You would really have to know me to know the full effect of just how interested in people's stories I am and how unafraid I am to talk to anyone or ask a question if I am just so curious I have to know. This afternoon, I went to grab some lunch for everyone up the street at this little cafe/deli. The line was a little long and as I was waiting, I casually mentioned to the woman standing in front of me, "I like your scarf", which she in turn replied, "I like your hat". Because of the longish line, we began a casual conversation. Casual went to solemn when Frank Sinatra came over the speakers and she said "Oh, my husband loved Frank Sinatra, we saw him at the Cotton Club the day after we were married........he passed away 2 months ago." I said how sorry I was, to which she replied, "we were married 63 years. We met at the beach when I was 15 and he was 18 and I knew I loved him the minute I looked at him." She went on to tell me that he had been shipped off to World War II and she promised to wait for him and when he got back (she was 17), they ran off and eloped to City Hall, to the horror of her disapproving parents. I said, "Weren't you scared, weren't they angry" And cutie pie said "Oh
hunny, I was in love, you know how you are when you are in love. He was the love of my life, I would have followed him to the ends of the earth." She said they had $75.00 IN TOTAL to their name, to put a
down payment on an apartment, buy a week's worth of food, a wedding
license AND a wedding ring! She said her wedding ring was $7.00 from a street vendor in Brooklyn and the most precious item that she has ever owned.

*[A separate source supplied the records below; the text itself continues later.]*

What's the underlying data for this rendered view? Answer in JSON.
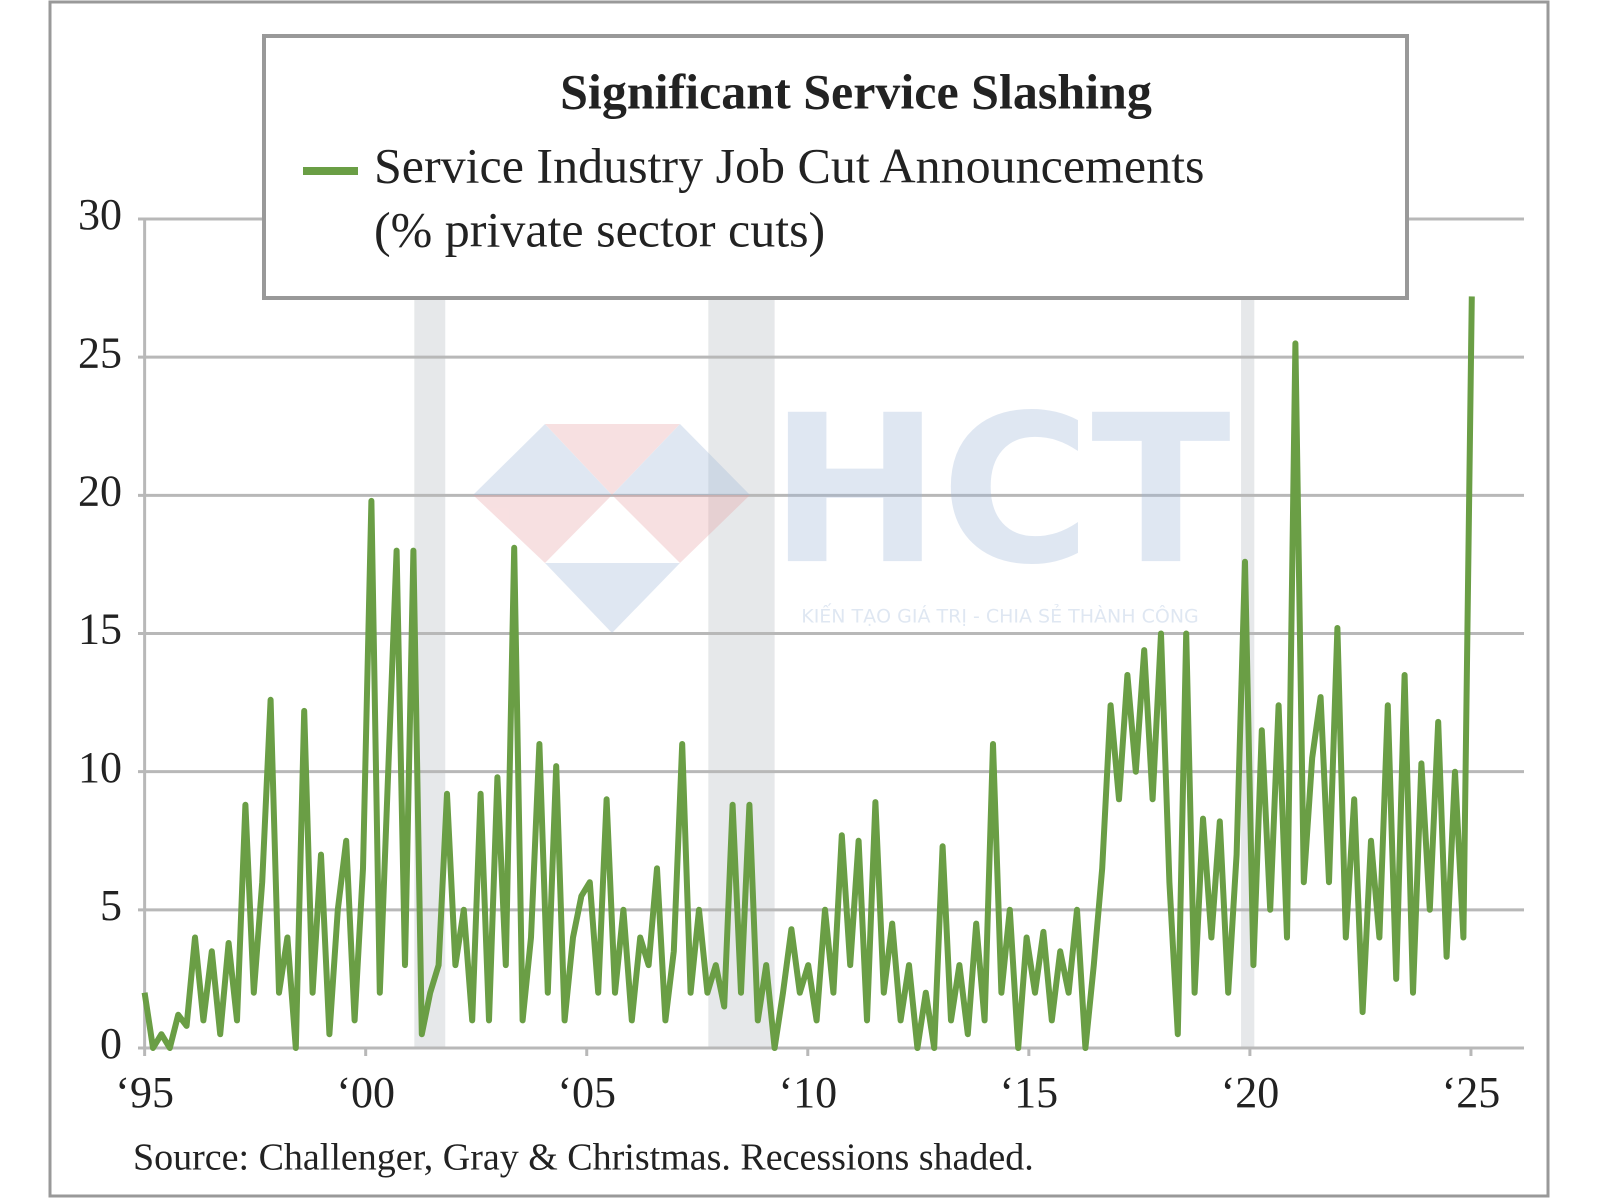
{
  "chart_data": {
    "type": "line",
    "title": "Significant Service Slashing",
    "ylabel": "(% private sector cuts)",
    "source": "Source: Challenger, Gray & Christmas. Recessions shaded.",
    "watermark": {
      "logo": "HCT",
      "slogan": "KIẾN TẠO GIÁ TRỊ - CHIA SẺ THÀNH CÔNG"
    },
    "x": [
      1995.0,
      1995.19,
      1995.38,
      1995.57,
      1995.76,
      1995.95,
      1996.14,
      1996.33,
      1996.52,
      1996.71,
      1996.9,
      1997.09,
      1997.28,
      1997.47,
      1997.66,
      1997.85,
      1998.04,
      1998.23,
      1998.42,
      1998.61,
      1998.8,
      1998.99,
      1999.18,
      1999.37,
      1999.56,
      1999.75,
      1999.94,
      2000.13,
      2000.32,
      2000.51,
      2000.7,
      2000.89,
      2001.08,
      2001.27,
      2001.46,
      2001.65,
      2001.84,
      2002.03,
      2002.22,
      2002.41,
      2002.6,
      2002.79,
      2002.98,
      2003.17,
      2003.36,
      2003.55,
      2003.74,
      2003.93,
      2004.12,
      2004.31,
      2004.5,
      2004.69,
      2004.88,
      2005.07,
      2005.26,
      2005.45,
      2005.64,
      2005.83,
      2006.02,
      2006.21,
      2006.4,
      2006.59,
      2006.78,
      2006.97,
      2007.16,
      2007.35,
      2007.54,
      2007.73,
      2007.92,
      2008.11,
      2008.3,
      2008.49,
      2008.68,
      2008.87,
      2009.06,
      2009.25,
      2009.44,
      2009.63,
      2009.82,
      2010.01,
      2010.2,
      2010.39,
      2010.58,
      2010.77,
      2010.96,
      2011.15,
      2011.34,
      2011.53,
      2011.72,
      2011.91,
      2012.1,
      2012.29,
      2012.48,
      2012.67,
      2012.86,
      2013.05,
      2013.24,
      2013.43,
      2013.62,
      2013.81,
      2014.0,
      2014.19,
      2014.38,
      2014.57,
      2014.76,
      2014.95,
      2015.14,
      2015.33,
      2015.52,
      2015.71,
      2015.9,
      2016.09,
      2016.28,
      2016.47,
      2016.66,
      2016.85,
      2017.04,
      2017.23,
      2017.42,
      2017.61,
      2017.8,
      2017.99,
      2018.18,
      2018.37,
      2018.56,
      2018.75,
      2018.94,
      2019.13,
      2019.32,
      2019.51,
      2019.7,
      2019.89,
      2020.08,
      2020.27,
      2020.46,
      2020.65,
      2020.84,
      2021.03,
      2021.22,
      2021.41,
      2021.6,
      2021.79,
      2021.98,
      2022.17,
      2022.36,
      2022.55,
      2022.74,
      2022.93,
      2023.12,
      2023.31,
      2023.5,
      2023.69,
      2023.88,
      2024.07,
      2024.26,
      2024.45,
      2024.64,
      2024.83,
      2025.02
    ],
    "series": [
      {
        "name": "Service Industry Job Cut Announcements",
        "color": "#6a9e45",
        "values": [
          2,
          0,
          0.5,
          0,
          1.2,
          0.8,
          4,
          1,
          3.5,
          0.5,
          3.8,
          1,
          8.8,
          2,
          6,
          12.6,
          2,
          4,
          0,
          12.2,
          2,
          7,
          0.5,
          5,
          7.5,
          1,
          6.5,
          19.8,
          2,
          10,
          18,
          3,
          18,
          0.5,
          2,
          3,
          9.2,
          3,
          5,
          1,
          9.2,
          1,
          9.8,
          3,
          18.1,
          1,
          4,
          11,
          2,
          10.2,
          1,
          4,
          5.5,
          6,
          2,
          9,
          2,
          5,
          1,
          4,
          3,
          6.5,
          1,
          3.5,
          11,
          2,
          5,
          2,
          3,
          1.5,
          8.8,
          2,
          8.8,
          1,
          3,
          0,
          2,
          4.3,
          2,
          3,
          1,
          5,
          2,
          7.7,
          3,
          7.5,
          1,
          8.9,
          2,
          4.5,
          1,
          3,
          0,
          2,
          0,
          7.3,
          1,
          3,
          0.5,
          4.5,
          1,
          11,
          2,
          5,
          0,
          4,
          2,
          4.2,
          1,
          3.5,
          2,
          5,
          0,
          3,
          6.5,
          12.4,
          9,
          13.5,
          10,
          14.4,
          9,
          15,
          6,
          0.5,
          15,
          2,
          8.3,
          4,
          8.2,
          2,
          7,
          17.6,
          3,
          11.5,
          5,
          12.4,
          4,
          25.5,
          6,
          10.5,
          12.7,
          6,
          15.2,
          4,
          9,
          1.3,
          7.5,
          4,
          12.4,
          2.5,
          13.5,
          2,
          10.3,
          5,
          11.8,
          3.3,
          10,
          4,
          27.2
        ]
      }
    ],
    "recessions": [
      [
        2001.1,
        2001.8
      ],
      [
        2007.75,
        2009.25
      ],
      [
        2019.8,
        2020.1
      ]
    ],
    "recession_color": "#e6e8ea",
    "xlim": [
      1994.85,
      2026.2
    ],
    "ylim": [
      0,
      30
    ],
    "xticks": [
      {
        "value": 1995,
        "label": "‘95"
      },
      {
        "value": 2000,
        "label": "‘00"
      },
      {
        "value": 2005,
        "label": "‘05"
      },
      {
        "value": 2010,
        "label": "‘10"
      },
      {
        "value": 2015,
        "label": "‘15"
      },
      {
        "value": 2020,
        "label": "‘20"
      },
      {
        "value": 2025,
        "label": "‘25"
      }
    ],
    "yticks": [
      0,
      5,
      10,
      15,
      20,
      25,
      30
    ],
    "grid": true,
    "legend": "top"
  }
}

In fact, when he once tried to replace it years later when he
became an officer, she was
offended and said that the one she already owned was just perfect.
And the whole time she told these stories with a smile. I could have listened to her life biography if I had had the time. All we had at the moment was my co-worker's phone camera and I made her stop for this picture. ***She pulled a chain from beneath her sweater just before I left and said "Oh, this is the ring, I wear it close to my heart." And there it was, a little tiny
lookin' gold ring. A lifetime of love and memories circled inside. It warmed and broke my heart at the same time.

***This is just an interesting historical fact that I
learned that I had to include. When she had said her husband was in WWII, she said that what he had been trained to do in combat, specifically, was drive those little boats to the shore to drop off soldiers and ammunition and that he was infact driving one of the boats on D-Day. Some of you may find it in odd that I asked this, but I did (and she was excited to answer!) I asked her if she had seen Saving Private Ryan. She said that she and her husband 'of course' had. I then asked her if the opening scene of the D-Day invasion was, according to her husband's recollection, totally overblown or pretty close to actuality. She said that throughout the whole opening of the movie her husband kept tugging on her arm and telling her, "that's what it was like, that's just what it was like!" She said that he had
actually been driving his boat to shore and one soldier got shot and they really DID throw him overboard. (though she said that he laughed at the idea that guns were fired underwater as he was adamant that this would 'never work'. funny what you would notice after having been there.) Ittotally amazes me, and gives me great pause that these things were just not in the movies and that people really are able to thrive and survive through ordeals like that. Gives me alot of hope for life.